13 gedachtes over “MoM | Illegale oudheden

  1. FrankB

    Je hebt nog een andere belangrijke reden achterwege gelaten. Je kan wel dat hele proces gaan beschrijven, maar zonder provenance zijn de conclusies hoe dan ook onbetrouwbaar. Uiteindelijk heb je geen goed idee van het wie, waar en wanneer. Dit probleem is te vergelijken met een verslag van een laboratoriumproef zonder beschrijving van het gebruikte materiaal, de opstelling en de werkwijze. Dat moet de les zijn van de toestand rond de Green collectie. Hoe hard het ook klinkt, dat stukje papyrus is vanuit wetenschappelijk oogpunt slechts een leuk hebbedingetje.
    Hoe aardig het ook zou zijn, een uitgave en/of onderzoek kan niet meer wetenschappelijk zijn.
    Volgens mij moet dit punt sterker benadrukt worden. Zoals bekend geloof ik niet erg in een ethisch appel. Mensen, dus ook oudheidkundigen, vinden altijd wel rechtvaardigingen waarom juist hun exemplaar een uitzondering is op hun nobele ethiek. Je beschrijft zelf al hoe dat komt: de verleiding is groot. Strafrecht werkt ietsje beter, maar er zullen altijd mensen zijn die denken dat ze er mee weg kunnen komen en daarmee het algemeen belang dienen.
    De sterkste drijfveer van mensen is eigenbelang. Oudheidkundigen willen oudheidkundig onderzoek doen. De oudheidkundige die onderzoek doet naar teksten of opgegraven spul zonder provenance doet geen oudheidkundig onderzoek, maar houdt zichzelf voor de gek. Het is net zo min wetenschap als het bouwen van een wiskundig model rond een Platte Aarde. Zie:

    “Het is fascinerend met zo’n stukje papyrus even contact te hebben met mensen van 1700 jaar geleden.”
    Dat heb je helemaal niet. Je hebt geen idee van het wie, waar en wanneer. Je wens is hier de vader van je gedachte. Gelukkig maar dat je ruim op tijd bij zinnen bent gekomen.

    1. Jan Burgers

      Dat is niet waar. In de historische geesteswetenschappen ritselt het van handschriften en handschriftfragmenten waarvan de herkomst en het ontstaan onbekend zijn. Sinds de zeventiende eeuw zijn hulpwetenschappen als paleografie, diplomatiek en codicologie ontwikkeld om te proberen vast te stellen wanneer en waar een dergelijk onbekend handschrift (ongeveer) geschreven zou kunnen zijn, op basis van de uiterlijke en inwendige kenmerken ervan. Een onderzoeker die een fragment van een onbekende middeleeuwse ridderroman ontdekt op een snipper maculatuur (een stukje perkament waarmee ooit een boekband werd verstevigd – er zijn er duizenden van) levert een belangrijke bijdrage aan de wetenschap van de medioneerlandistiek, ook al is over de herkomst van het fragment niets bekend.
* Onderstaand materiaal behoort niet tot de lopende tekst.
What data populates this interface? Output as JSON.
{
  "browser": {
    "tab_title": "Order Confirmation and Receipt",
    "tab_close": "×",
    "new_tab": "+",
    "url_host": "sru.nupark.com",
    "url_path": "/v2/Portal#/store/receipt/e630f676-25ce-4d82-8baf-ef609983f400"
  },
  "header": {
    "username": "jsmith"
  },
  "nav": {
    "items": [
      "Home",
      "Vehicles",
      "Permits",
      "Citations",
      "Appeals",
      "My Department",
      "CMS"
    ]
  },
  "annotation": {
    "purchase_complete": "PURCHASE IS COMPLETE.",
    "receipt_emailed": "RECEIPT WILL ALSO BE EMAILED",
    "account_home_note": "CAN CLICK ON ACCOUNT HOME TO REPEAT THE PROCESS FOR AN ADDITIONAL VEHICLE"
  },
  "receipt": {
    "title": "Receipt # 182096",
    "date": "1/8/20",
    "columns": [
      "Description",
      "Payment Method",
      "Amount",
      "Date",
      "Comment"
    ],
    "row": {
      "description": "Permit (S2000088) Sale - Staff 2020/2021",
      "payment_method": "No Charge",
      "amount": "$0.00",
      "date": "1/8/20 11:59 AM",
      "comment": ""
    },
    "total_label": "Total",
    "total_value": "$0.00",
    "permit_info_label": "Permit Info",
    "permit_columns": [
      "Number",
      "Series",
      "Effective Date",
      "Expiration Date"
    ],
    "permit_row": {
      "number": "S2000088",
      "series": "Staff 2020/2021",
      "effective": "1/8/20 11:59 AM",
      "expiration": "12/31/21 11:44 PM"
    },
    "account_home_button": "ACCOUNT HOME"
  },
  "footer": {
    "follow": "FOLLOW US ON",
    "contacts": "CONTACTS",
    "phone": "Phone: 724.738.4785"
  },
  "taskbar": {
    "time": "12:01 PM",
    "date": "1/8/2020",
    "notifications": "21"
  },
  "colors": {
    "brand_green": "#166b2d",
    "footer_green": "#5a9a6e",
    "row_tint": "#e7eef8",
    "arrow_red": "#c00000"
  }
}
      1. Het probleem is dat alle inzichten uit de codicologie enz. ook door vervalsers te gebruiken zijn – en dat dit ook gebeurt, althans in de papyrologie.

        Gebruik antiek papyrus of perkament, gebruik inkt met de juiste receptuur en benut een kwast, imiteer een antieke hand (en bouw wat routine op voor je begint), en het is voor wetenschappers niet langer mogelijk een vervalsing te herkennen. Ik neem aan dat dit met middeleeuwse handschriften ook mogelijk is, al is dat mijn veld niet.

        1. Misschien zijn antieke papyri zo kostbaar dat het de moeite loont om zoveel tijd en expertise in vervalsingen te steken, maar zover ik weet geldt dat niet voor middeleeuwse handschriften. Onderschat overigens niet de deskundigheid van experts bij het ontmaskeren van vervalsingen; de Hitler-dagboeken zijn een mooi voorbeeld van overtuigende falsa die uiteindelijk toch vrij snel door de mand vielen.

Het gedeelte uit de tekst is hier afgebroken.